O looked at me, open mouthed. “Didn’t we do that in so many words by sending condolences to the Russians, to the French, to the Lebanese, to the Malians over the past few months?”

“But you want to destroy us!”

“Puullleeezzze. Since when?”

“You keep saying it. You even post videos of your missiles exploding over our capital.”

O folded his napkin and put it beside his plate. “That was a dream sequence, a fantasy. It’s propaganda.”

“Some people don’t look at it that way.”

“Some people haven’t seen a B-52 approaching on radar, either. That’s not a fantasy.”

“OK, supposing I pass the message, then what? No, wait. Actually, now that I think about it, I seem to recall the general wasn’t really comparing you to ISIS. Nothing like that. He was comparing the challenge, the complexity of the two military challenges, that’s all. He said the challenges were similar in terms of complexity, not that you were the same as ISIS. As usual, your side has jumped to conclusions.”

“Jumped to conclusions? Maybe your people should go into their bottom drawer, way, way at the bottom of the dusty pile, and find their copy of an anti-terrorism statement we signed with Washington in 2000. October 2000. Interesting reading.
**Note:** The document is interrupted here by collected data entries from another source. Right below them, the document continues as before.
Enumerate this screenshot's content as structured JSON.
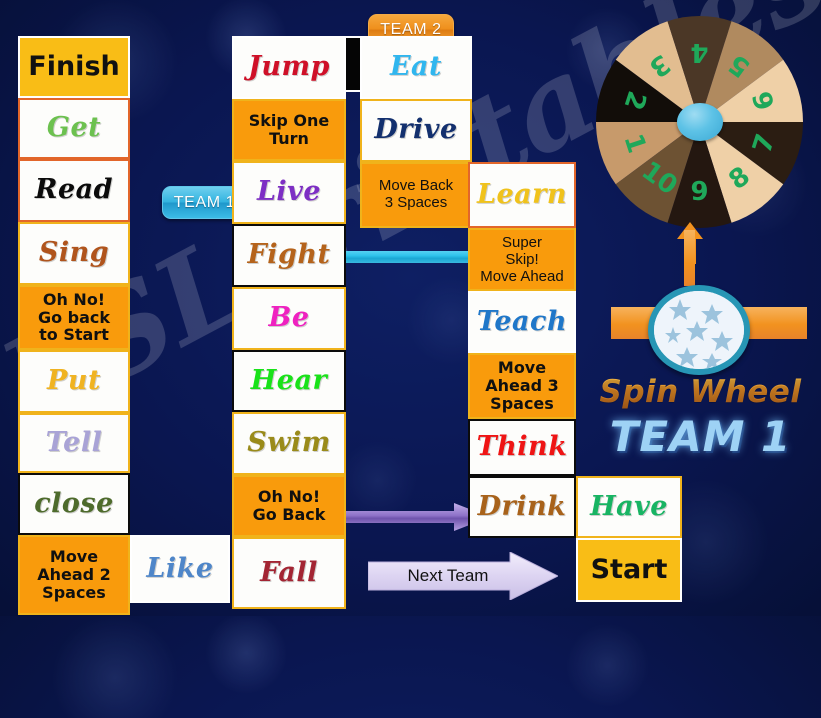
{
  "watermark": "ESLprintables.com",
  "teams": {
    "team1_pill": "TEAM 1",
    "team2_pill": "TEAM 2"
  },
  "spinner": {
    "title": "Spin Wheel",
    "current_team": "TEAM 1",
    "hub_color": "#5dc2e6",
    "pointer_color": "#f2921f",
    "number_color": "#1fa85a",
    "numbers": [
      1,
      2,
      3,
      4,
      5,
      6,
      7,
      8,
      9,
      10
    ],
    "segment_colors": [
      "#c79a6b",
      "#120d09",
      "#e2bd90",
      "#4b3726",
      "#b08a5f",
      "#efd0a7",
      "#2b1d12",
      "#efd0a7",
      "#241710",
      "#6d5233"
    ]
  },
  "controls": {
    "next_team": "Next Team"
  },
  "board": {
    "column_left": [
      {
        "text": "Finish",
        "kind": "end",
        "bg": "#f9bd16",
        "border": "#ffffff",
        "color": "#111111"
      },
      {
        "text": "Get",
        "kind": "word",
        "bg": "#fdfdfb",
        "border": "#e2662a",
        "color": "#6cc14f"
      },
      {
        "text": "Read",
        "kind": "word",
        "bg": "#fdfdfb",
        "border": "#e2662a",
        "color": "#0b0b0b"
      },
      {
        "text": "Sing",
        "kind": "word",
        "bg": "#fdfdfb",
        "border": "#f0b31b",
        "color": "#b0541c"
      },
      {
        "text": "Oh No!\nGo back\nto Start",
        "kind": "instr",
        "bg": "#f99b0c",
        "border": "#f0b31b",
        "color": "#101010"
      },
      {
        "text": "Put",
        "kind": "word",
        "bg": "#fdfdfb",
        "border": "#f0b31b",
        "color": "#f0b321"
      },
      {
        "text": "Tell",
        "kind": "word",
        "bg": "#fdfdfb",
        "border": "#f0b31b",
        "color": "#a9a3d6"
      },
      {
        "text": "close",
        "kind": "word",
        "bg": "#fdfdfb",
        "border": "#0b0b0b",
        "color": "#4e6b2c"
      },
      {
        "text": "Move\nAhead 2\nSpaces",
        "kind": "instr",
        "bg": "#f99b0c",
        "border": "#f0b31b",
        "color": "#101010"
      }
    ],
    "bottom_left_extra": {
      "text": "Like",
      "kind": "word",
      "bg": "#fdfdfb",
      "border": "#ffffff",
      "color": "#4e86c9"
    },
    "column_middle": [
      {
        "text": "Jump",
        "kind": "word",
        "bg": "#fdfdfb",
        "border": "#ffffff",
        "color": "#cf1028"
      },
      {
        "text": "Skip One\nTurn",
        "kind": "instr",
        "bg": "#f99b0c",
        "border": "#f0b31b",
        "color": "#101010"
      },
      {
        "text": "Live",
        "kind": "word",
        "bg": "#fdfdfb",
        "border": "#f0b31b",
        "color": "#7d2ec4"
      },
      {
        "text": "Fight",
        "kind": "word",
        "bg": "#fdfdfb",
        "border": "#0b0b0b",
        "color": "#b5631b"
      },
      {
        "text": "Be",
        "kind": "word",
        "bg": "#fdfdfb",
        "border": "#f0b31b",
        "color": "#ef21c0"
      },
      {
        "text": "Hear",
        "kind": "word",
        "bg": "#fdfdfb",
        "border": "#0b0b0b",
        "color": "#19e219"
      },
      {
        "text": "Swim",
        "kind": "word",
        "bg": "#fdfdfb",
        "border": "#f0b31b",
        "color": "#9a8b1a"
      },
      {
        "text": "Oh No!\nGo Back",
        "kind": "instr",
        "bg": "#f99b0c",
        "border": "#f0b31b",
        "color": "#101010"
      },
      {
        "text": "Fall",
        "kind": "word",
        "bg": "#fdfdfb",
        "border": "#f0b31b",
        "color": "#a32533"
      }
    ],
    "column_right": [
      {
        "text": "Eat",
        "kind": "word",
        "bg": "#fdfdfb",
        "border": "#ffffff",
        "color": "#30b6ee"
      },
      {
        "text": "Drive",
        "kind": "word",
        "bg": "#fdfdfb",
        "border": "#f0b31b",
        "color": "#13306e"
      },
      {
        "text": "Move Back\n3 Spaces",
        "kind": "instr-thin",
        "bg": "#f99b0c",
        "border": "#f0b31b",
        "color": "#101010"
      },
      {
        "text": "Learn",
        "kind": "word",
        "bg": "#fdfdfb",
        "border": "#e2662a",
        "color": "#f0c21b"
      },
      {
        "text": "Super\nSkip!\nMove Ahead",
        "kind": "instr-super",
        "bg": "#f99b0c",
        "border": "#f0b31b",
        "color": "#101010"
      },
      {
        "text": "Teach",
        "kind": "word",
        "bg": "#fdfdfb",
        "border": "#ffffff",
        "color": "#1f77c9"
      },
      {
        "text": "Move\nAhead 3\nSpaces",
        "kind": "instr",
        "bg": "#f99b0c",
        "border": "#f0b31b",
        "color": "#101010"
      },
      {
        "text": "Think",
        "kind": "word",
        "bg": "#fdfdfb",
        "border": "#0b0b0b",
        "color": "#ef1414"
      },
      {
        "text": "Drink",
        "kind": "word",
        "bg": "#fdfdfb",
        "border": "#0b0b0b",
        "color": "#a8621a"
      }
    ],
    "column_far_right": [
      {
        "text": "Have",
        "kind": "word",
        "bg": "#fdfdfb",
        "border": "#f0b31b",
        "color": "#18b463"
      },
      {
        "text": "Start",
        "kind": "end",
        "bg": "#f9bd16",
        "border": "#ffffff",
        "color": "#111111"
      }
    ]
  }
}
Surely you recall that.”

“That was then. This is now. Why bring it up fifteen years later? You have something in mind?”

Inspector O pushed his chair back and stood up.

“Going somewhere?” I tried not to sound pleased. “We haven’t had dessert.”

“I’m off to see the Gaudi cathedral. Want to come along?”

“Been there.”

“Well, thanks for the fish. I’ll wait to hear from you. Maybe we can have lunch. Pastrami or something. Not our normal fuzzy rye, huh?”

Khazeray!” I shouted after him, but he was already out the door.